Un altro caso recentissimo riguarda la decisione di congelare per ora il processo di allargamento dell’Unione. Ad Albania e Macedonia del Nord non verrà concesso di iniziare i negoziati di adesione. In questo caso nel mirino del Consiglio vi è l’altra istituzione sovrannazionale: la Commissione. Bruxelles aveva suggerito ai Ventotto di aprire le porte ai due paesi del Balcani. Francia, Olanda e Danimarca si sono opposte, nonostante la promessa presa in giugno di accettare la raccomandazione comunitaria.
Il terzo caso, anche questo recentissimo, riguarda il progetto di bilancio comunitario per il 2021-2027, presentato dalla Commissione europea in maggio. Per ora, i Ventisette si sono limitati a respingerlo d’emblée. Nelle discussioni della settimana scorsa, le divergenze sono state evidenti. E’ iniziata una trattativa lunga e complicata che tradizionalmente ha visto i governi tentare di ridimensionare le proposte dell’esecutivo comunitario. Questa volta non sarà diverso, anche se il dibattito rischia di essere più acceso che in passato. Addirittura sull’ultimo anno del bilancio 2014-2020, il Consiglio ha respinto in blocco gli emendamenti presentati dal Parlamento.

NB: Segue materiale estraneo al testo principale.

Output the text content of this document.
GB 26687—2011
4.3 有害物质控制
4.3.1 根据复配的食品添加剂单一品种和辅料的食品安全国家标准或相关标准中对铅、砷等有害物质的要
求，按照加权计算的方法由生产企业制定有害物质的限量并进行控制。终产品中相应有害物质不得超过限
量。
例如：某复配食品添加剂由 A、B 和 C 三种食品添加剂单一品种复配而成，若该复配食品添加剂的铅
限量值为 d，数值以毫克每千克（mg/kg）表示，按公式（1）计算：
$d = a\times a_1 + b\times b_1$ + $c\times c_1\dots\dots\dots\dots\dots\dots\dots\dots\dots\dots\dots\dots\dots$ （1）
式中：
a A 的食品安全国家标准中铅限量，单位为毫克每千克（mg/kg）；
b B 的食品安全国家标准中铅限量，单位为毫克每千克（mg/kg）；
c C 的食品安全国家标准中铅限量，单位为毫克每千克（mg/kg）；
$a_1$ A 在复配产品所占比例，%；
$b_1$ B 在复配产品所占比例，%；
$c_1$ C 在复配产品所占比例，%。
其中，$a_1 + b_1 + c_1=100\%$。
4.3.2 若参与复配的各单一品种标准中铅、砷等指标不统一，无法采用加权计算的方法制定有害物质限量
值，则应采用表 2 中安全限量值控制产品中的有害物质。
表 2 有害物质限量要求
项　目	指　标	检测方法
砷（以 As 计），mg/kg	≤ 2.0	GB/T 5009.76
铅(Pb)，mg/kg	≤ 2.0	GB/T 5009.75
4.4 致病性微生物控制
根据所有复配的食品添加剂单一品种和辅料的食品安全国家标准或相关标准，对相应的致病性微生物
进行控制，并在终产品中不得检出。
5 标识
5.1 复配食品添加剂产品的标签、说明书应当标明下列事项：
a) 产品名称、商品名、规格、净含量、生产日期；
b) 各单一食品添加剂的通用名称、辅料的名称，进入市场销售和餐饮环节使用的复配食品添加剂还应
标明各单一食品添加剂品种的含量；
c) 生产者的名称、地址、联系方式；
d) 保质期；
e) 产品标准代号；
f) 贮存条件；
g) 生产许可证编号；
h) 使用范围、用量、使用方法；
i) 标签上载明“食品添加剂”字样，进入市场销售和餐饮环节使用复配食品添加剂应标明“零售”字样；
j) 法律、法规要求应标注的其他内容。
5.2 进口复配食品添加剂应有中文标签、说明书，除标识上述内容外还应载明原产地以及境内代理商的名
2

“Nell’iter legislativo, i governi vorrebbero che il Parlamento si limitasse burocraticamente ad approvare le scelte del Consiglio. Non è più così”, spiega un diplomatico. La tensione tra metodo intergovernativo e metodo comunitario ha fatto la storia dell’integrazione europea. Oggi però mette in scena una crisi istituzionale di cui nei fatti è ostaggio la nascente Commissione europea. Perché il Consiglio si è fatto più arcigno e occhiuto che in passato? Probabilmente perché i partiti sovranisti, presenti ovunque in Europa, inducono i governi ad atteggiamenti più nazionalisti.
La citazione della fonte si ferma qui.